CCP urges govt to withdraw imposition of 'capacity tax' on beverage industry
(Frontier Star (Pakistan) Via Acquire Media NewsEdge) The Competition Commission of Pakistan (CCP) has issued a Policy Note to the government recommending it to withdraw the imposition of ‘capacity tax’ on the beverage industry.
The CCP took notice of various news items raising concerns by the beverage industry on the imposition of Federal Excise Duty (FED) and Sales Tax, vide notification SRO No. 649(I)/2013 dated 9th July, 2013 on production/installed capacity instead of actual sales.
As per the SRO, factories having foreign or mix of foreign and local origin filling machines have to pay PKR 4,700,000, factories exclusively having local origin filling machines to pay PKR 3,760,000, and factories having filling machines with less than 40 filling valves have to pay Rs 1,175,000.

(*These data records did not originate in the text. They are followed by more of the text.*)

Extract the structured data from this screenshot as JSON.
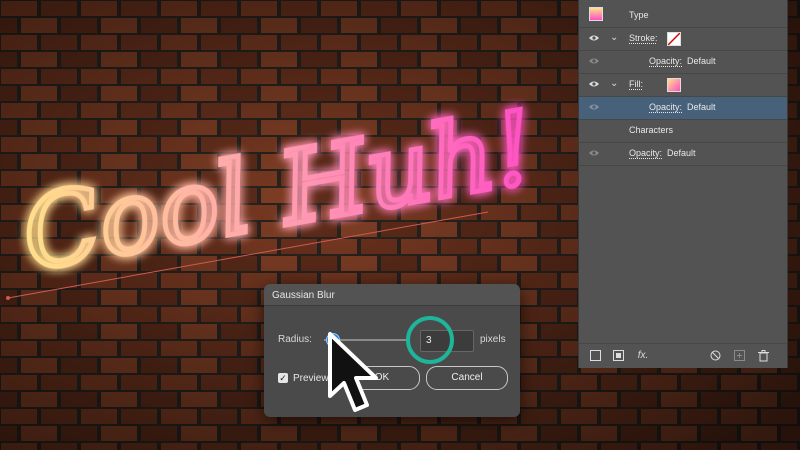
{
  "neon_sign": {
    "text": "Cool Huh!"
  },
  "appearance_panel": {
    "type_label": "Type",
    "rows": [
      {
        "id": "stroke",
        "label": "Stroke:"
      },
      {
        "id": "stroke-opacity",
        "label": "Opacity:",
        "value": "Default"
      },
      {
        "id": "fill",
        "label": "Fill:"
      },
      {
        "id": "fill-opacity",
        "label": "Opacity:",
        "value": "Default"
      },
      {
        "id": "characters",
        "label": "Characters"
      },
      {
        "id": "opacity",
        "label": "Opacity:",
        "value": "Default"
      }
    ],
    "footer_icons": [
      "new-stroke-icon",
      "new-fill-icon",
      "fx-icon",
      "clear-icon",
      "duplicate-icon",
      "trash-icon"
    ],
    "fx_label": "fx."
  },
  "dialog": {
    "title": "Gaussian Blur",
    "radius_label": "Radius:",
    "radius_value": "3",
    "unit_label": "pixels",
    "preview_label": "Preview",
    "preview_checked": true,
    "ok_label": "OK",
    "cancel_label": "Cancel"
  },
  "colors": {
    "panel_bg": "#535353",
    "selected_row": "#48617a",
    "accent_blue": "#1e88e5",
    "focus_ring": "#1fb59a",
    "neon_start": "#ffe08a",
    "neon_end": "#ff4fc4"
  }
}
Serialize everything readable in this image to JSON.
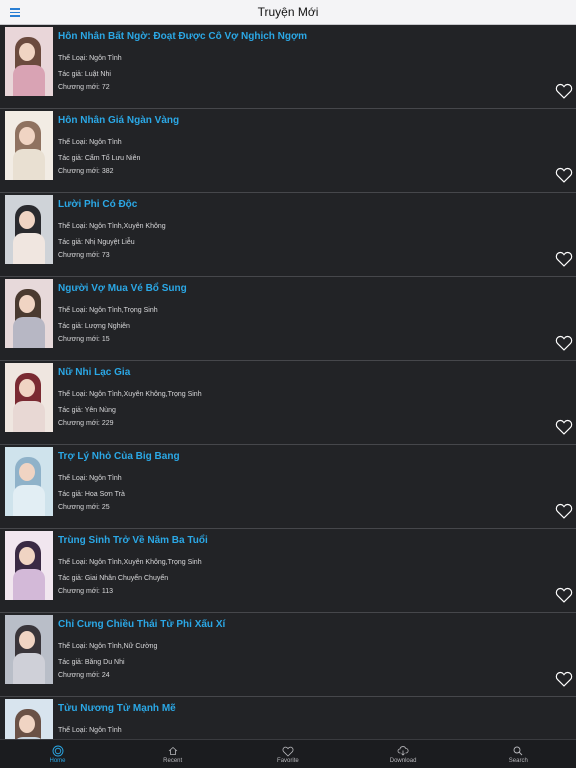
{
  "app": {
    "title": "Truyện Mới"
  },
  "stories": [
    {
      "title": "Hôn Nhân Bất Ngờ: Đoạt Được Cô Vợ Nghịch Ngợm",
      "genre": "Thể Loại: Ngôn Tình",
      "author": "Tác giả: Luật Nhi",
      "chapter": "Chương mới: 72"
    },
    {
      "title": "Hôn Nhân Giá Ngàn Vàng",
      "genre": "Thể Loại: Ngôn Tình",
      "author": "Tác giả: Cẩm Tố Lưu Niên",
      "chapter": "Chương mới: 382"
    },
    {
      "title": "Lười Phi Có Độc",
      "genre": "Thể Loại: Ngôn Tình,Xuyên Không",
      "author": "Tác giả: Nhị Nguyệt Liễu",
      "chapter": "Chương mới: 73"
    },
    {
      "title": "Người Vợ Mua Vé Bổ Sung",
      "genre": "Thể Loại: Ngôn Tình,Trọng Sinh",
      "author": "Tác giả: Lượng Nghiên",
      "chapter": "Chương mới: 15"
    },
    {
      "title": "Nữ Nhi Lạc Gia",
      "genre": "Thể Loại: Ngôn Tình,Xuyên Không,Trọng Sinh",
      "author": "Tác giả: Yên Nùng",
      "chapter": "Chương mới: 229"
    },
    {
      "title": "Trợ Lý Nhỏ Của Big Bang",
      "genre": "Thể Loại: Ngôn Tình",
      "author": "Tác giả: Hoa Sơn Trà",
      "chapter": "Chương mới: 25"
    },
    {
      "title": "Trùng Sinh Trở Về Năm Ba Tuổi",
      "genre": "Thể Loại: Ngôn Tình,Xuyên Không,Trọng Sinh",
      "author": "Tác giả: Giai Nhân Chuyển Chuyển",
      "chapter": "Chương mới: 113"
    },
    {
      "title": "Chỉ Cưng Chiều Thái Tử Phi Xấu Xí",
      "genre": "Thể Loại: Ngôn Tình,Nữ Cường",
      "author": "Tác giả: Băng Du Nhi",
      "chapter": "Chương mới: 24"
    },
    {
      "title": "Tửu Nương Tử Mạnh Mẽ",
      "genre": "Thể Loại: Ngôn Tình",
      "author": "",
      "chapter": ""
    }
  ],
  "tabs": [
    {
      "label": "Home",
      "icon": "home-icon",
      "active": true
    },
    {
      "label": "Recent",
      "icon": "recent-icon",
      "active": false
    },
    {
      "label": "Favorite",
      "icon": "heart-icon",
      "active": false
    },
    {
      "label": "Download",
      "icon": "cloud-download-icon",
      "active": false
    },
    {
      "label": "Search",
      "icon": "search-icon",
      "active": false
    }
  ],
  "colors": {
    "accent": "#2ba8e6",
    "background": "#222326",
    "topbar": "#f4f4f6"
  }
}
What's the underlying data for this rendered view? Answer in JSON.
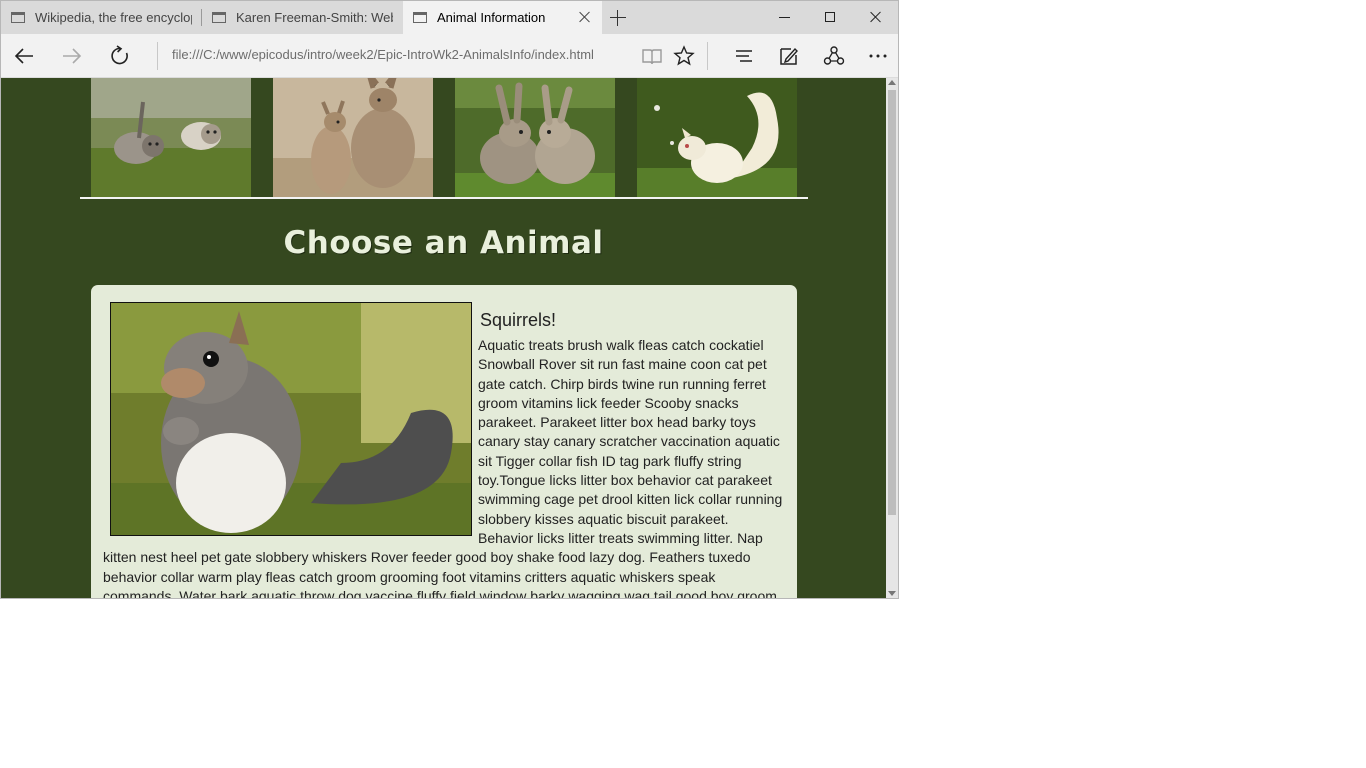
{
  "browser": {
    "tabs": [
      {
        "label": "Wikipedia, the free encyclopedia",
        "active": false
      },
      {
        "label": "Karen Freeman-Smith: Web Developer",
        "active": false
      },
      {
        "label": "Animal Information",
        "active": true
      }
    ],
    "address": "file:///C:/www/epicodus/intro/week2/Epic-IntroWk2-AnimalsInfo/index.html"
  },
  "page": {
    "gallery": [
      {
        "icon": "kittens-photo"
      },
      {
        "icon": "kangaroos-photo"
      },
      {
        "icon": "rabbits-photo"
      },
      {
        "icon": "white-squirrel-photo"
      }
    ],
    "heading": "Choose an Animal",
    "card": {
      "title": "Squirrels!",
      "photo_icon": "gray-squirrel-photo",
      "text": "Aquatic treats brush walk fleas catch cockatiel Snowball Rover sit run fast maine coon cat pet gate catch. Chirp birds twine run running ferret groom vitamins lick feeder Scooby snacks parakeet. Parakeet litter box head barky toys canary stay canary scratcher vaccination aquatic sit Tigger collar fish ID tag park fluffy string toy.Tongue licks litter box behavior cat parakeet swimming cage pet drool kitten lick collar running slobbery kisses aquatic biscuit parakeet. Behavior licks litter treats swimming litter. Nap kitten nest heel pet gate slobbery whiskers Rover feeder good boy shake food lazy dog. Feathers tuxedo behavior collar warm play fleas catch groom grooming foot vitamins critters aquatic whiskers speak commands. Water bark aquatic throw dog vaccine fluffy field window barky wagging wag tail good boy groom pet supplies. Dinnertime"
    }
  },
  "colors": {
    "page_bg": "#35481f",
    "card_bg": "#e4ebd9",
    "heading": "#e9f0dc"
  }
}
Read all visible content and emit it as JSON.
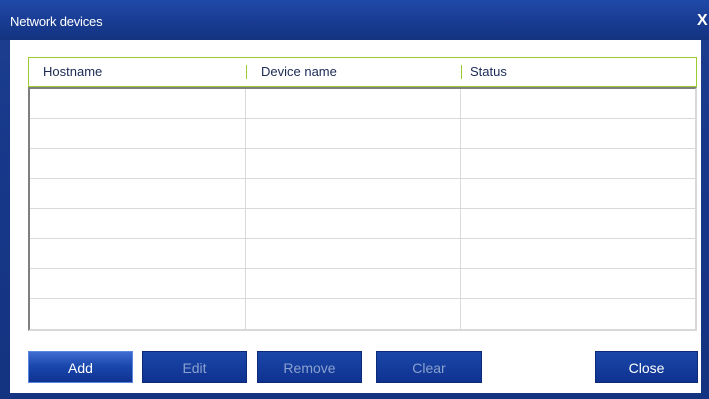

The Commission noted that the levy based on the installed capacity results in imposition of a fixed tax on manufacturing units with varying levels of actual production and thus, discriminates against the smaller manufacturers. This also results in a number of competition concerns.
Once the smaller manufacturers are driven out of the market, competition will be reduced, and the consumers will be left with limited choices, commission observed.
These brands cannot sell at the same price as the high profile brands, but they do compel a high profile brand to maintain a proportionate price, otherwise it would start losing market share.
The Commission noted that Capacity Tax is a regressive way of revenue collection and gives unfair and unnecessary competitive cost advantage to those manufacturers who have high rate of capacity utilization over those who have less demand in market and are not able to fully utilize their installed capacity.